Economic Perspectives from Kansas City said...

See also an interesting post "Keynes's Relevance and Krugman's Economics" on the blog Economic Perspectives from Kansas City.

The link to the post is

The blog is http://neweconomicperspectives.blogspot.com/

Carson C. Chow said...

As I posted on my blog recently, I think this thing you call intellectual dishonesty is due to a faulty prior. In that sense it is less dishonesty as it is having a world view that may be at odds with reality. I also don't think that once set the prior can be corrected. Our only hope is for a new generation with a new prior to take over.

Unknown said...

The U. of Chicago school in particular has revealed itself to be a complete fraud, and is in the deepest state of denial.

Steve Hsu said...


Perhaps I misunderstood your example, but it seems to me that having exactly zero probability in your prior for a particular state of the world is intellectually dishonest. How would someone justify that assumption to a colleague (or in a meta-analysis), except to admit that they were an ideologue?

Carson C. Chow said...

My whole point was that if you ever had a zero in your prior that can never be rescued.
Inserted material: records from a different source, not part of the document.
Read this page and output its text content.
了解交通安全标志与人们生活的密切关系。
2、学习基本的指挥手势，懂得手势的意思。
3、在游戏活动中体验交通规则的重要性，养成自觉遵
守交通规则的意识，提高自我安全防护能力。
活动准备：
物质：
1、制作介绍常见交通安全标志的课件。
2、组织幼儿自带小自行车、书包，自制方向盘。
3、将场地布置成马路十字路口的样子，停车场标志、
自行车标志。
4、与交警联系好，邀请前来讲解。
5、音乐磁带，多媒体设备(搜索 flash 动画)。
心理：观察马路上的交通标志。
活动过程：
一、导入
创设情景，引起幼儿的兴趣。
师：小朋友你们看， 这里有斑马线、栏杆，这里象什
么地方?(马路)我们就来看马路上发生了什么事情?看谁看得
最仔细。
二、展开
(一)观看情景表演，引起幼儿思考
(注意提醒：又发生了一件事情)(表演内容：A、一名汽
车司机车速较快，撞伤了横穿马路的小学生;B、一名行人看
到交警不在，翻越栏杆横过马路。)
So, you can call it dishonest if you wish but the whole point is that they can never be convinced. To me dishonesty, would be knowing you are wrong but not admitting it. I think the first generation may have been dishonest in that respect but the second and third generations actually have it built into their priors.

Ian Smith said...

Economists will never be able to predict the future unless no one believes their predictions or no one hears them. Expectations affect the outcome in economic matters. In matters of natural science they have no effect. Soros calls this "reflexivity".

The efficient market bias has a deeper motivation than ideology. That is, if the market is efficient academic economists have an excuse for not being rich.

Soros and Paulson understand more on economic matters than any professor.

CW said...

Carson Chow: "... the whole point is that they can never be convinced."

I would think one must define intellectual honesty in science to encompass a readiness to consider seriously what would signal a faulty prior.

Carson C. Chow said...

I understand your sentiment but I would call it intellectual dysfunction rather than dishonesty.

CW said...

PS: Steve, the article link is to TheAtlantic.com, and does indeed appear to point to Posner's piece. Did I miss something in the reference to the FT?

Steve Hsu said...

Chris: Oops, fixed.

LondonYoung said...

The Wikipedia Page "United States Housing Bubble" was created on 21May2005. "British Property Bubble" was created 21Jun2004.
The very first version of British Bubble pointed out that many analysts were warning of a collapse. In November of 2004, as floating rate mortgages flooded the market and revolving credit blossomed, economist-in-chief Alan Greenspan said that anyone not hedging their exposure to short term credit conditions "obviously is desirous of losing money". This same dude described equity levels before the internet crash as being "irrationally exuberant", and indeed, they had gone back up to those levels again.

One of Steve's themes here, I think, is that market prices are not good indicators of "fair value" - and amen to that. But I am not sure what Posner is looking for economists to have done that they didn't do. I strongly disagree with Posner that there was a consensus claim that "control of the business cycle" had been achieved.

knappador said...

Paul Ormerod wrote "The Death of Economics" quite a few years back. I think he's gained quite a bit of prestige from the last year.